Question is the image, I am stuck of how to do this question

Thanks Melody, I appreciate your support :) 

However, I do not like to do the homework for other people. Helping is fine tough. If someone asks a short question, he or she gets probably a short answer back 

$${\mathtt{AG}} = {\sqrt{{{\mathtt{2}}}^{{\mathtt{2}}}{\mathtt{\,\small\textbf+\,}}{{\mathtt{6}}}^{{\mathtt{2}}}{\mathtt{\,\small\textbf+\,}}{{\mathtt{8}}}^{{\mathtt{2}}}}}$$

Please mark this post as "answer" if it helped you! 

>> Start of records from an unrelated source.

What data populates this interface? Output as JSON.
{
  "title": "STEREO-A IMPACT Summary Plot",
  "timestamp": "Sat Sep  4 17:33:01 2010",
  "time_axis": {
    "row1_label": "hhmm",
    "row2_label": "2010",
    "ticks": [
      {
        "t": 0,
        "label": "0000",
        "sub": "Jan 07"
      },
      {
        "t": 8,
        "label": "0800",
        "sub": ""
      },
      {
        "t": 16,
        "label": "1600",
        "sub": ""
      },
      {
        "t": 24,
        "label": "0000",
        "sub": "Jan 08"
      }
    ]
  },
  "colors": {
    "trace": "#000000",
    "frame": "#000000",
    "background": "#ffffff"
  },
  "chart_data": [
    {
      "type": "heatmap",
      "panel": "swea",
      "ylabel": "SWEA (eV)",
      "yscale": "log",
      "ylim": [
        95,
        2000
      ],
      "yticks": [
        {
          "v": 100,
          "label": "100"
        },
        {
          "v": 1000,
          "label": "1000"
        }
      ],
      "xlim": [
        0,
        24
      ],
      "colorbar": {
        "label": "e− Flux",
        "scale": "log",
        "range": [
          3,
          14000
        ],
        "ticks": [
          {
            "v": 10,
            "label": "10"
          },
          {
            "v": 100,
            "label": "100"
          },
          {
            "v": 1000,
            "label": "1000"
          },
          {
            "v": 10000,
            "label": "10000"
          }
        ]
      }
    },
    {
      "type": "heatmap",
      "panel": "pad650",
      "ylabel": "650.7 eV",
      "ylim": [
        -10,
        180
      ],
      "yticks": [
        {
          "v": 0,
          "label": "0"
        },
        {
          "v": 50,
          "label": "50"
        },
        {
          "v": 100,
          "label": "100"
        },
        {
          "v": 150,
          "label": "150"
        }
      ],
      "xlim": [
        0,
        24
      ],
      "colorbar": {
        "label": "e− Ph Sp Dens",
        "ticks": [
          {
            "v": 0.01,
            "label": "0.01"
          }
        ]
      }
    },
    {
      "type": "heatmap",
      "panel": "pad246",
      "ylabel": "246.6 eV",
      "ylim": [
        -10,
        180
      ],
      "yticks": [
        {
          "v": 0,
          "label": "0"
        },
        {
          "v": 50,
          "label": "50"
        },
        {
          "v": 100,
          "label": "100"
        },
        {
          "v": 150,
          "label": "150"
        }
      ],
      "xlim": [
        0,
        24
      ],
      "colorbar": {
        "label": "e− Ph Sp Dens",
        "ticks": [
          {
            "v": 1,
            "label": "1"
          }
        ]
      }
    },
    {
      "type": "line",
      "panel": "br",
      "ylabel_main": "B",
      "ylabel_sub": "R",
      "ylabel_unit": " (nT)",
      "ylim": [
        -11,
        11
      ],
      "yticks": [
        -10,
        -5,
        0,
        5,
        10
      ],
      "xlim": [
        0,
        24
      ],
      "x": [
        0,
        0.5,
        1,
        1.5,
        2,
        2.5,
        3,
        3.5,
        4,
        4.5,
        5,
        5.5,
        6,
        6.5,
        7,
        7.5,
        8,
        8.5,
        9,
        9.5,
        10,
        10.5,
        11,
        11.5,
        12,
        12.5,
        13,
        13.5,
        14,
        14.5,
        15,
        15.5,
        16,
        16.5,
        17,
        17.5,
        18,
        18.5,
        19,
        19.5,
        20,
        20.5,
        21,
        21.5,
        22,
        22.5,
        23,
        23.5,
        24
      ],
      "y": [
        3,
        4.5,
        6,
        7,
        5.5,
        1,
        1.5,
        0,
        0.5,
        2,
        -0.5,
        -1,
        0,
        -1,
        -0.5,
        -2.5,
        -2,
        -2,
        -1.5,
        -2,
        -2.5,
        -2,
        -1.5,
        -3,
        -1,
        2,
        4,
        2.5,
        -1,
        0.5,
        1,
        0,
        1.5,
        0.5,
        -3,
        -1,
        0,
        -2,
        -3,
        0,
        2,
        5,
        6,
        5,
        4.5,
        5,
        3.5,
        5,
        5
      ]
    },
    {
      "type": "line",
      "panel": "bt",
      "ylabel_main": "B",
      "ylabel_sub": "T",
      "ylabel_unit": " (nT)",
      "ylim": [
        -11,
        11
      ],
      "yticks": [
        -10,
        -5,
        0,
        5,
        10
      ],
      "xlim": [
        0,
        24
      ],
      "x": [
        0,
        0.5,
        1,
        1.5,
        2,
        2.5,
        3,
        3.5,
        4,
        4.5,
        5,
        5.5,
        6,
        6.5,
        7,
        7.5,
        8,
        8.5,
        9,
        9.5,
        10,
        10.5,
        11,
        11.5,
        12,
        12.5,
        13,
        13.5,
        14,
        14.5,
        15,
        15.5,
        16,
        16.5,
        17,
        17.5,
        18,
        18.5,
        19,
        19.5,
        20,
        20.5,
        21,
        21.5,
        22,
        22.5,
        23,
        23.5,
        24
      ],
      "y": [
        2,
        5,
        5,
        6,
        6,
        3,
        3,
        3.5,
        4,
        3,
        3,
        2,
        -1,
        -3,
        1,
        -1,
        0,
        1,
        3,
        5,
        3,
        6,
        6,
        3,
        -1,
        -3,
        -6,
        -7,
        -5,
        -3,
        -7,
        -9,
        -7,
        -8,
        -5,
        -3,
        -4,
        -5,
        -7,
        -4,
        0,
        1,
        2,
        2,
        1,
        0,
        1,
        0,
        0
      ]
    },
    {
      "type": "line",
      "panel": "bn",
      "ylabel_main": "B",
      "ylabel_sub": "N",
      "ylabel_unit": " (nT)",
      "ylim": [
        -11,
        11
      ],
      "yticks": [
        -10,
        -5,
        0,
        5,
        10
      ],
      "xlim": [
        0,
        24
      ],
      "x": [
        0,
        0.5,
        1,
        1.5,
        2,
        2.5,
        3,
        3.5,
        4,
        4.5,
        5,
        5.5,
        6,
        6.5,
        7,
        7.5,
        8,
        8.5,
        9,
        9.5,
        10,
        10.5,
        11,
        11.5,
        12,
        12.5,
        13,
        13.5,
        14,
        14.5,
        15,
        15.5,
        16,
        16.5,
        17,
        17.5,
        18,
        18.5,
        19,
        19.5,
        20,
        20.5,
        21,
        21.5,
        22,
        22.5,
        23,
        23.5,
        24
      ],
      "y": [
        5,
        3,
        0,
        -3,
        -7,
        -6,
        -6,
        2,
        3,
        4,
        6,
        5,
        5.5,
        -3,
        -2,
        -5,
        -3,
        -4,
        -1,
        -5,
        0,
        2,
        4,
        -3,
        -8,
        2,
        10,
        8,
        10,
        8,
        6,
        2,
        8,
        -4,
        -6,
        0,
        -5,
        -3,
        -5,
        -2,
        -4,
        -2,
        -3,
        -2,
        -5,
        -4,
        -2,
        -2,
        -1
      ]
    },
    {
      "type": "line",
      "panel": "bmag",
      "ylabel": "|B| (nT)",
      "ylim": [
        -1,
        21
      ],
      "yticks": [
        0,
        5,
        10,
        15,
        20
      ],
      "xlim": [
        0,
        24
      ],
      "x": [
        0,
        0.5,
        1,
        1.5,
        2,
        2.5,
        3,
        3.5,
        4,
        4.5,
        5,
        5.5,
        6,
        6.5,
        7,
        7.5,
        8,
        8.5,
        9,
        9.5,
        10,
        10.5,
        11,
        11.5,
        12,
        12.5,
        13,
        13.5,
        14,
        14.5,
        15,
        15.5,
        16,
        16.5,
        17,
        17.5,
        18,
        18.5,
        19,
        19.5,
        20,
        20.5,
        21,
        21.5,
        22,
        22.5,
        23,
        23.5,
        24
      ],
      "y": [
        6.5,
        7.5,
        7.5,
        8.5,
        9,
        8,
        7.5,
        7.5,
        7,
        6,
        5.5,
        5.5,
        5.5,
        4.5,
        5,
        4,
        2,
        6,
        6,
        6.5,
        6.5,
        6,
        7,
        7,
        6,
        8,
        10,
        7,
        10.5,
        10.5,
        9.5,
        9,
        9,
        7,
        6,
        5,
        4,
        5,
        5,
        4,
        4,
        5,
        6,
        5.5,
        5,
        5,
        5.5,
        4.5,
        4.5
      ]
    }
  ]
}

Thanks, how do I post this as answer?

Triangle EGH is a right angled triangle.  EG is the hypotenuse.   SO

$$EG=\sqrt{6^2+8^2}=\sqrt{100}=10cm$$

Now triangle AEG is a right angled triangle and  AG is the hypotenuse

so

$$\\AG=\sqrt{10^2+2^2}=\sqrt{104}=\sqrt{4*26}=2\sqrt{26}cm\\ AG\approx 10.2cm\qquad $correct to 2 decimal places$$ $

Lets compare this to xerxes's answer.

$$\\AG^2=AE^2+EG^2\\ \\AG^2=2^2+\left(\sqrt{(EH^2+HG^2}\right)^2\\ \\AG^2=2^2+(EH^2+HG^2)\\ \\AG^2=2^2+(8^2+6^2)\\ \\AG^2=2^2+8^2+6^2\\ \\AG=\sqrt{2^2+8^2+6^2}\\$$

So you see, Xerxes wass correct in the fist place.  Maybe he should have explained him/herself better but I think he should get positive points not negative ones.

I only have 3 points that i can give you, I am sorry that i cannot give you any more.  :)

Thanks you xerxes for answering questions and for getting so involved in the forum :)

I take your point but you did not give a hint on how to do the question.  

You gave a final answer that I do not think any student could have learned from.  

I really like it when people give hints without giving an answer but giving an answer without any explanation is usually pretty pointless.